Rice University data scientist Kathy Ensor and graduate student Alejandro Aguilar are combining topological data analysis and statistical algorithms to study the multidimensional landscape of stock market volatility.

In a technical paper, the researchers provide a topological view of the relationships between four U.S. stock market indices: the S&P 500, Dow Jones Industrial Average, Nasdaq Composite, and Russell 2000 and 10 ETF sectors over a 10-year period to gain deeper insight into events when stock markets fall.

To pinpoint the optimal length of data trends, they use a sliding window to mark statistical parameters that can slide by steps of one trading day up to 50 trading days.  

“Just as biologists use methods from algebraic topology to map dynamic protein-folding structures and their downstream process, we apply a sequence of topological functions to analyze the conditions under which markets fail to produce,” said Alejandro Aguilar, a fourth-year doctoral student in the Department of Statistics at Rice University, who also conducts research under Kathy Ensor’s direction in Center for Computational Finance and Economic Systems (CoFES).

There is a tremendous amount of data that surround the conditions in which markets fall, and the researchers believe somewhere in all that data there might be warning signals that could indicate when a critical event is likely to occur.

“Topological data analysis is being combined with statistical methods and powerful computational tools to show that data has a shape. We can also use the sliding window technique to focus on partitions of time to rigorously quantify critical transitions,” said Ensor, the Noah G. Harding Professor of Statistics and director of CoFES. 
US Stock Market Topology
The images above are the norms of the persistence landscapes and the daily log-returns of all the ETF sectors from July 2, 2019 to June 30, 2020. Panel A is the norms of the persistence landscape, where each point in the figure represents a sliding window of 50 trading days, and two dashed lines depict the first and maximum points. Panel B plots the daily log returns with two sliding windows of 50 trading days corresponding to the first and max points in Panel A. The first sliding window is from July 2, 2019 to September 11, 2019, while the second sliding window is from March 3, 2020 to May 12, 2020. The reporting period of this figure contains 253 trading days from July 1, 2019 to July 1, 2020.
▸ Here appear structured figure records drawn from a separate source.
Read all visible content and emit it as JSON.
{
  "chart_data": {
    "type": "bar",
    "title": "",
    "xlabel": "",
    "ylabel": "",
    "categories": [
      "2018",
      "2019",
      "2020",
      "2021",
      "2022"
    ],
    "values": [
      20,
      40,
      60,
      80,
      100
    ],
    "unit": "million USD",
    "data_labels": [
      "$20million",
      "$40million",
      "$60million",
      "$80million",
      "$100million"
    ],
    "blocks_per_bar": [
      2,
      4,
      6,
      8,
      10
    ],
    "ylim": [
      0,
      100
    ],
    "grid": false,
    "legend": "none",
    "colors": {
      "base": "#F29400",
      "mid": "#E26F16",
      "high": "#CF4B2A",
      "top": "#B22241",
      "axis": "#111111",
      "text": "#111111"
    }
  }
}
“The knowledge gained from these studies could help economists make informed decisions in building and establishing recovery plans after a crash,” said Ensor. “These tools are evolving rapidly, becoming more accessible, and are impacting university research and education.”

After honing in on particular partitions of time, the Rice researchers converted the data into a 3-D point cloud for topological analysis.

Aguilar is from the Texas Rio Grande Valley. He has a B.S. and M.S. in applied mathematics from the University of Texas-Pan American, and a B.A. in economics and a minor in German from the University of Michigan-Ann Arbor.

In addition to his doctoral research with Ensor on financial time-series data, Aguilar is also working with three additional doctoral students to develop real-time tools that inform the Houston Health Department and the public of elevated benzene levels in the region.

The financial research was partially supported by CoFES. The air quality work is supported by Rice’s Houston Solutions Lab and the Houston Health Department.